Data become NAN after fed into GPUs

ginobilinie · April 24, 2020, 5:34am

When I try to feed data to GPUs, I found sometimes the img data become NAN and the label data sometimes become -1, the code is below, I also paste the output of this copy of code:

        minibatch = dataloader.next()
        imgs = minibatch['data']
        gts = minibatch['label']

        if torch.sum(torch.isnan(imgs).any()).item()>0:
            print('There is NAN in imgs before sent to cuda')
        else:
            print('There is no NAN in imgs before sent to cuda')
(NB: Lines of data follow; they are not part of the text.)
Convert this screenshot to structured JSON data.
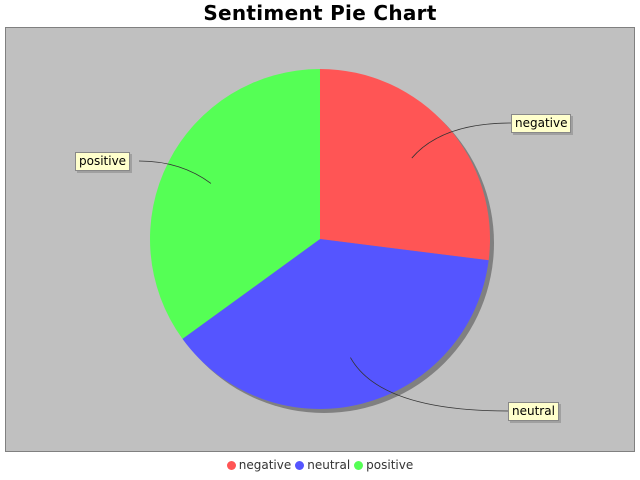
{
  "chart_data": {
    "type": "pie",
    "title": "Sentiment Pie Chart",
    "categories": [
      "negative",
      "neutral",
      "positive"
    ],
    "values": [
      27,
      38,
      35
    ],
    "colors": [
      "#ff5555",
      "#5555ff",
      "#55ff55"
    ],
    "legend_position": "bottom",
    "background": "#c0c0c0"
  }
}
        print('imgs:',np.amax(imgs.numpy()),np.amin(imgs.numpy()))
        print('gts:',np.unique(gts.numpy()))
        print('gts:',type(gts))
        if engine.distributed:
        # for multiple-gpu
            imgs = imgs.cuda(non_blocking=True)
            gts = gts.cuda(non_blocking=True)
            print('gts tensor on cuda:',torch.unique(gts))
            if torch.sum(torch.isnan(imgs).any()).item()>0:
                print('There is NAN in imgs on cuda')

            #print('no move to cuda')

Output:
There is no NAN in imgs before sent to cuda
There is no NAN in imgs before sent to cuda
There is no NAN in imgs before sent to cuda
There is no NAN in imgs before sent to cuda
imgs: 0.594 -0.46539214
imgs: 0.594 -0.46539214
imgs: 0.594 -0.44970587
imgs: 0.594 -0.46147057
gts: [ 0 1 2 4 5 8 9 10 11 13 18 255]
gts: <class ‘torch.Tensor’>
gts: [ 0 1 2 5 7 8 10 11 13 15 18 255]
gts: <class ‘torch.Tensor’>
gts tensor on cuda: tensor([ 0, 1, 2, 4, 5, 8, 9, 10, 11, 13, 18, 255],
device=‘cuda:3’)
gts tensor: tensor([ 0, 1, 2, 4, 5, 8, 9, 10, 11, 13, 18, 255],
device=‘cuda:3’)
gts: [ 0 1 2 3 5 6 7 8 9 11 13 18 255]
gts: <class ‘torch.Tensor’>
gts tensor on cuda: tensor([ 0, 1, 2, 5, 7, 8, 10, 11, 13, 15, 18, 255],
device=‘cuda:1’)
There is NAN in imgs on cuda
gts tensor: tensor([ 0, 1, 2, 5, 7, 8, 10, 11, 13, 15, 18, 255],
device=‘cuda:1’)

Environment:
python3.6
torch 1.1.0
torchvision 0.3.0
cuda: 9.0

ptrblck · April 24, 2020, 8:15am

Could you update to the latest stable release (1.5) and rerun the code?
Also, could you post some information about your system, e.g. which GPU(s) are you using?
We had a similar issue some time ago and if I’m not mistaken, it turned out to be a hardware failure.

ginobilinie · April 24, 2020, 7:07pm

@ptrblck
Thank you for your reply.

I’m using Tesla V100 GPU on Ubuntu System.

I’m trying a different version of pytorch.

ginobilinie · April 26, 2020, 7:37am

@ptrblck I solve it by rebooting the machine.